Pobres
ricos
Luciano Rezende
A
geração dos que nasceram após a década de 1990 certamente não vai se lembrar,
mas todos os que nascemos antes disso trazemos na memória a fuga de brasileiros
rumo aos Estados Unidos em busca de trabalho.
Muitos
desses brasileiros saíam ilegalmente rumo aos EUA, sem eira nem beira, para
trabalhar no que fosse possível. Obviamente, como eram clandestinos, aceitavam
as piores tarefas e as mais baixas remunerações, totalmente excluídos de
qualquer tipo de direito trabalhista ou da formalidade.
Como
mineiro que sou, e pertencente a uma geração que nasceu na década de 1970, me
lembro perfeitamente da menção depreciativa que se faziam da linda cidade de
Governador Valadares.

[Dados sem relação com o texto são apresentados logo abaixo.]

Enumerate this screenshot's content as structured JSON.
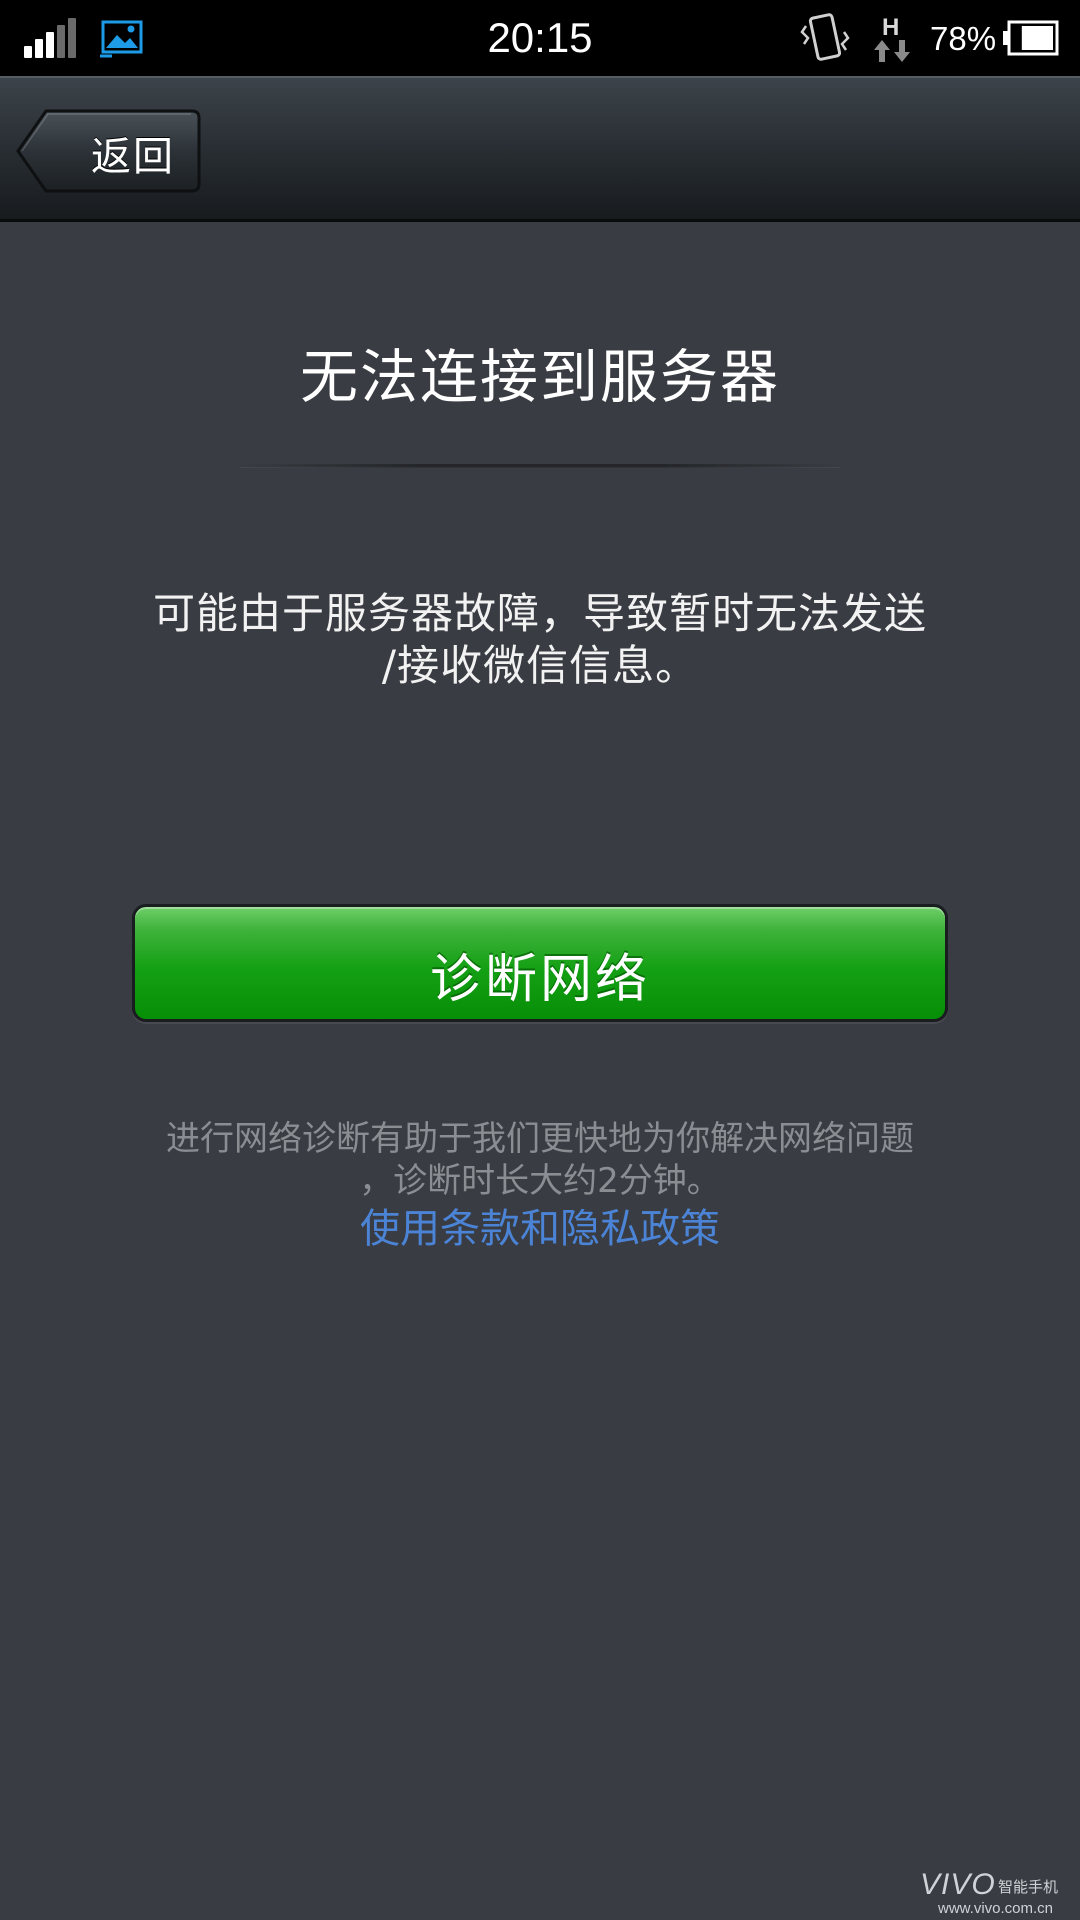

O município que abriga o Pico do Ibituruna era conhecido
como Governador “Valadólares” em alusão à quantidade de cidadãos que, sem opção
de emprego no Brasil, eram impelidos a buscarem dólares americanos para enviar
às suas famílias que ficavam por aqui. Em 2002 (último ano do Governo FHC), a
cidade tinha 250 mil habitantes, sendo que mais de 40 mil viviam nos Estados
Unidos.
Isso
acontecia por todo o país e era amplamente divulgado pela imprensa. Brasileiros
sem perspectivas de vida abandonavam seu país, suas famílias e amigos, em busca
de dias melhores. Não lhes restavam alternativas.
Hoje
isso mudou. Milhões de brasileiros, desde a primeira eleição de Lula, voltaram
ao nosso país justamente por aquilo que internamente nossa mídia oculta dia e
noite: o aumento sucessivo da renda e a diminuição do desemprego.
Segundo
relatório da Secretaria de Assuntos Estratégicos (SAE) da Presidência da
República, baseado em dados da Pesquisa Nacional por Amostra de Domicílio
(Pnad) do IBGE, entre 2001 e 2011 a renda per capita das famílias brasileiras
cresceu 32,6% (2,9% ao ano), passando de R$ 591 para R$ 783,00. A pesquisa
mostra ainda que, entre a classe média, o ritmo de crescimento da renda foi
acima da média. Nos últimos dez anos, o rendimento per capita desse grupo
passou de R$ 382 para R$ 576, variação de 50%, ou 4,2% ao ano. O estudo destaca
que o número de postos de trabalho cresceu 20% no período com ampliação de 16
milhões de vagas, passando de 76 milhões em 2001 para 92 milhões em 2011, o que
consequentemente levou a uma queda na taxa de desemprego.
Esses
são alguns números, comprovados por vários outros estudos de diversas
instituições e universidades, que nos ajudam a entender como o Brasil conseguiu
reverter o êxodo de sua população em busca de dias melhores em outros países.
Mas
por incrível que pareça, por uma dessas ironias da vida, há aqueles que estão
deixando o nosso país por outro motivo, diferente da falta de perspectiva de
emprego ou da diminuição da renda: a insatisfação com esse novo Brasil que vai
surgindo.
De
acordo com a reportagem do The Wall Street Journal Americas de 09/02, "já
faz décadas que os ricos e poderosos do Brasil vêm adquirindo imóveis de luxo
em Miami e comprando vorazmente nas lojas de Bal Harbour. Nos últimos meses,
porém, um bom número de brasileiros reagiu à reeleição de Dilma Rousseff decidindo
fincar raízes mais duradouras na região de Miami".
Pobres
ricos brasileiros!!! Não estão mais suportando esse flagelo de ver a ralé
ascendendo social e economicamente no seu torrão natal. Negam-se a conviver com
a gentalha e fogem para Miami. Claro que o pretexto é outro, tal como quer
fazer crer certo brasileiro já “exilado” naquela região e porta-voz dos
“brasileiros honestos”.
Ainda
segundo a reportagem, “um exemplo típico desses exilados de classe alta é a
dona de casa Regina Sposito Pires, que mora em São Paulo e recentemente fez uma
viagem de exploração com sua família para comprar um imóvel em Miami. Depois de
pensar no assunto por algum tempo, Pires, que tem 45 anos, tomou uma decisão em
26 de outubro, quando Dilma conquistou seu segundo mandato numa eleição
apertada. ‘Foi como se alguém tivesse morrido’, diz Pires, mencionando sua
frustração com a alta taxa de criminalidade do Brasil e a corrupção no governo.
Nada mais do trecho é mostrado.